Pro Dimension-based metrics solve the challenges of path-based metrics. Adding new dimensions is easy and doesn’t create a new data point, although it does create a new MTS. This flexibility is the primary benefit of dimension-based metrics, and it’s significant because metrics, like code, tend to change often over time.

Con The biggest challenge with dimension-based metrics is being judicious with dimensions. Engineers are tempted to add a lot of dimensions because in the code it’s just another key-value pair. That’s fine for the source, but it complicates the sink (where metrics data is sent, stored, aggregated, queried, and visualized in charts). And if the sink is a paid service like SignalFx, it can be a costly challenge.

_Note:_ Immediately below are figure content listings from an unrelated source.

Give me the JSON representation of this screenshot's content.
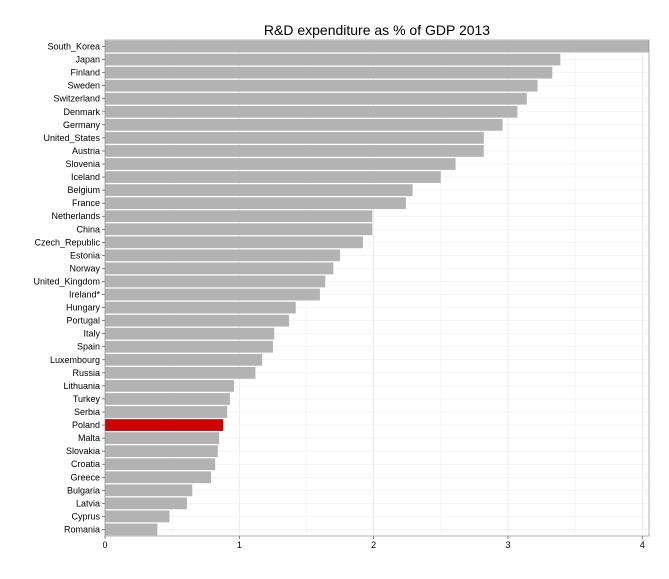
{
  "chart_data": {
    "type": "bar",
    "orientation": "horizontal",
    "title": "R&D expenditure as % of GDP 2013",
    "xlabel": "",
    "ylabel": "",
    "xlim": [
      0,
      4.05
    ],
    "x_ticks": [
      0,
      1,
      2,
      3,
      4
    ],
    "grid": true,
    "bar_color": "#b3b3b3",
    "highlight_color": "#cc0000",
    "highlight_category": "Poland",
    "categories": [
      "South_Korea",
      "Japan",
      "Finland",
      "Sweden",
      "Switzerland",
      "Denmark",
      "Germany",
      "United_States",
      "Austria",
      "Slovenia",
      "Iceland",
      "Belgium",
      "France",
      "Netherlands",
      "China",
      "Czech_Republic",
      "Estonia",
      "Norway",
      "United_Kingdom",
      "Ireland*",
      "Hungary",
      "Portugal",
      "Italy",
      "Spain",
      "Luxembourg",
      "Russia",
      "Lithuania",
      "Turkey",
      "Serbia",
      "Poland",
      "Malta",
      "Slovakia",
      "Croatia",
      "Greece",
      "Bulgaria",
      "Latvia",
      "Cyprus",
      "Romania"
    ],
    "values": [
      4.15,
      3.39,
      3.33,
      3.22,
      3.14,
      3.07,
      2.96,
      2.82,
      2.82,
      2.61,
      2.5,
      2.29,
      2.24,
      1.99,
      1.99,
      1.92,
      1.75,
      1.7,
      1.64,
      1.6,
      1.42,
      1.37,
      1.26,
      1.25,
      1.17,
      1.12,
      0.96,
      0.93,
      0.91,
      0.88,
      0.85,
      0.84,
      0.82,
      0.79,
      0.65,
      0.61,
      0.48,
      0.39
    ]
  }
}
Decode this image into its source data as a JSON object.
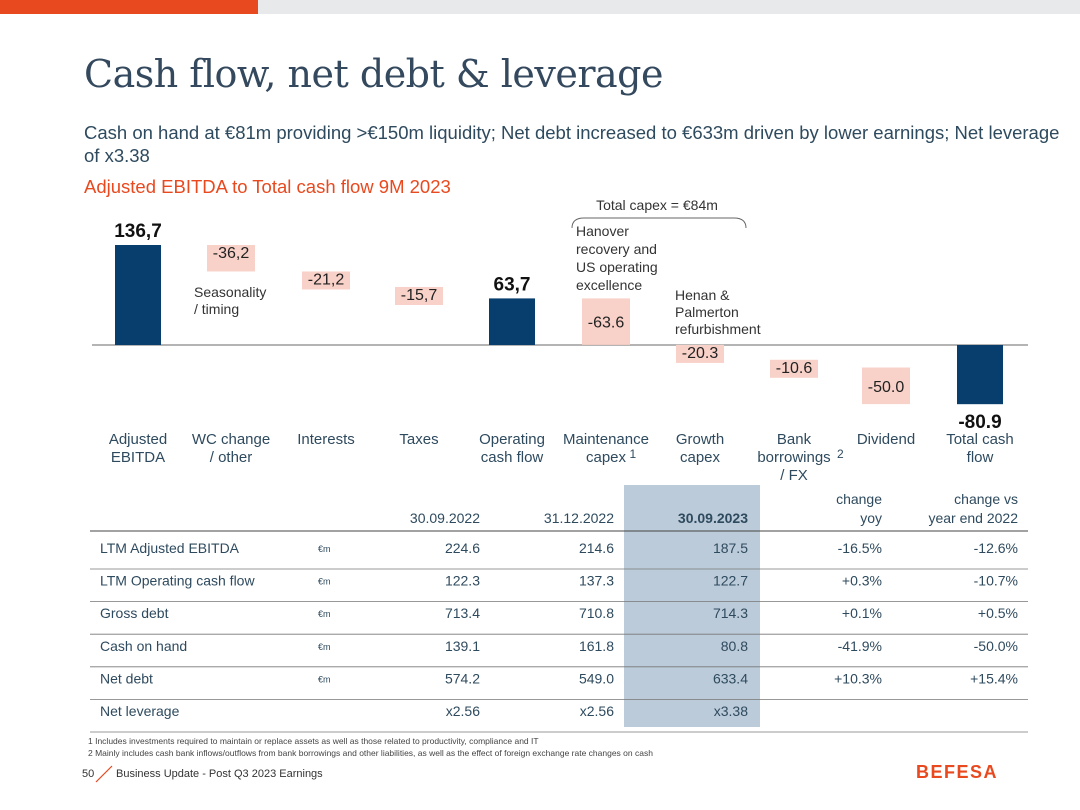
{
  "header": {
    "title": "Cash flow, net debt & leverage",
    "subtitle": "Cash on hand at €81m providing >€150m liquidity; Net debt increased to €633m driven by lower earnings; Net leverage of x3.38"
  },
  "colors": {
    "accent": "#e8491e",
    "bar": "#073e6e",
    "negative_label_bg": "#f8d1c8",
    "highlight_col": "#bccbd9"
  },
  "chart_data": {
    "type": "bar",
    "subtype": "waterfall",
    "title": "Adjusted EBITDA to Total cash flow 9M 2023",
    "categories": [
      "Adjusted EBITDA",
      "WC change / other",
      "Interests",
      "Taxes",
      "Operating cash flow",
      "Maintenance capex",
      "Growth capex",
      "Bank borrowings / FX",
      "Dividend",
      "Total cash flow"
    ],
    "category_lines": [
      [
        "Adjusted",
        "EBITDA"
      ],
      [
        "WC change",
        "/ other"
      ],
      [
        "Interests"
      ],
      [
        "Taxes"
      ],
      [
        "Operating",
        "cash flow"
      ],
      [
        "Maintenance",
        "capex"
      ],
      [
        "Growth",
        "capex"
      ],
      [
        "Bank",
        "borrowings",
        "/ FX"
      ],
      [
        "Dividend"
      ],
      [
        "Total cash",
        "flow"
      ]
    ],
    "category_superscripts": [
      "",
      "",
      "",
      "",
      "",
      "1",
      "",
      "2",
      "",
      ""
    ],
    "values": [
      136.7,
      -36.2,
      -21.2,
      -15.7,
      63.7,
      -63.6,
      -20.3,
      -10.6,
      -50.0,
      -80.9
    ],
    "kinds": [
      "total",
      "delta",
      "delta",
      "delta",
      "total",
      "delta",
      "delta",
      "delta",
      "delta",
      "total"
    ],
    "value_labels": [
      "136,7",
      "-36,2",
      "-21,2",
      "-15,7",
      "63,7",
      "-63.6",
      "-20.3",
      "-10.6",
      "-50.0",
      "-80.9"
    ],
    "annotations": {
      "seasonality": [
        "Seasonality",
        "/ timing"
      ],
      "hanover": [
        "Hanover",
        "recovery and",
        "US operating",
        "excellence"
      ],
      "henan": [
        "Henan &",
        "Palmerton",
        "refurbishment"
      ],
      "total_capex": "Total capex = €84m"
    }
  },
  "table": {
    "headers": [
      [
        "",
        ""
      ],
      [
        "",
        ""
      ],
      [
        "",
        "30.09.2022"
      ],
      [
        "",
        "31.12.2022"
      ],
      [
        "",
        "30.09.2023"
      ],
      [
        "change",
        "yoy"
      ],
      [
        "change vs",
        "year end 2022"
      ]
    ],
    "rows": [
      {
        "label": "LTM Adjusted EBITDA",
        "unit": "€m",
        "v1": "224.6",
        "v2": "214.6",
        "v3": "187.5",
        "yoy": "-16.5%",
        "ye": "-12.6%"
      },
      {
        "label": "LTM Operating cash flow",
        "unit": "€m",
        "v1": "122.3",
        "v2": "137.3",
        "v3": "122.7",
        "yoy": "+0.3%",
        "ye": "-10.7%"
      },
      {
        "label": "Gross debt",
        "unit": "€m",
        "v1": "713.4",
        "v2": "710.8",
        "v3": "714.3",
        "yoy": "+0.1%",
        "ye": "+0.5%"
      },
      {
        "label": "Cash on hand",
        "unit": "€m",
        "v1": "139.1",
        "v2": "161.8",
        "v3": "80.8",
        "yoy": "-41.9%",
        "ye": "-50.0%"
      },
      {
        "label": "Net debt",
        "unit": "€m",
        "v1": "574.2",
        "v2": "549.0",
        "v3": "633.4",
        "yoy": "+10.3%",
        "ye": "+15.4%"
      },
      {
        "label": "Net leverage",
        "unit": "",
        "v1": "x2.56",
        "v2": "x2.56",
        "v3": "x3.38",
        "yoy": "",
        "ye": ""
      }
    ]
  },
  "footnotes": {
    "n1": "1   Includes investments required to maintain or replace assets as well as those related to productivity, compliance and IT",
    "n2": "2   Mainly includes cash bank inflows/outflows from bank borrowings and other liabilities, as well as the effect of foreign exchange rate changes on cash"
  },
  "footer": {
    "page": "50",
    "text": "Business Update - Post Q3 2023 Earnings",
    "logo": "BEFESA"
  }
}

Dimension-based metrics are the modern norm. I’m not aware of any new metric or monitoring systems within the last several years that use path-based metrics. Today, dimensions-based metrics are the best choice.

MTS Explosion

Both strategies are susceptible to an “MTS explosion”: programmatically creating new metric time series by using a random or unbounded value in the path or dimensions. For example, a request UUID is added to the “http500” metric for tracing and debugging:
http500: {
  app:       "myAPI"
  host:      "prod1"
  requestId: "24cffc51-b82e-431e-a3ac-f3e3f3133915"

In the first case,* generates countless data points and MTS. There is no solution (i.e. a way to encode the request ID with the data point) because path-based metrics tightly couple data point and MTS.

In the second case, the requestId generates countless dimensions (but still only one data point). The solution depends on the metric systems (source and sink). Some systems allow non-dimensional key-value pairs (tags, labels, attributes—terms vary); this is what requestId should be.

MTS explosions are common. Expect them to happen, but try hard to avoid them because in large environments that pay for hosted metrics, MTS explosions can be very expensive. Including any kind of randomly generated ID or value in the metric path or dimensions is a telltale sign of an impending MTS explosion.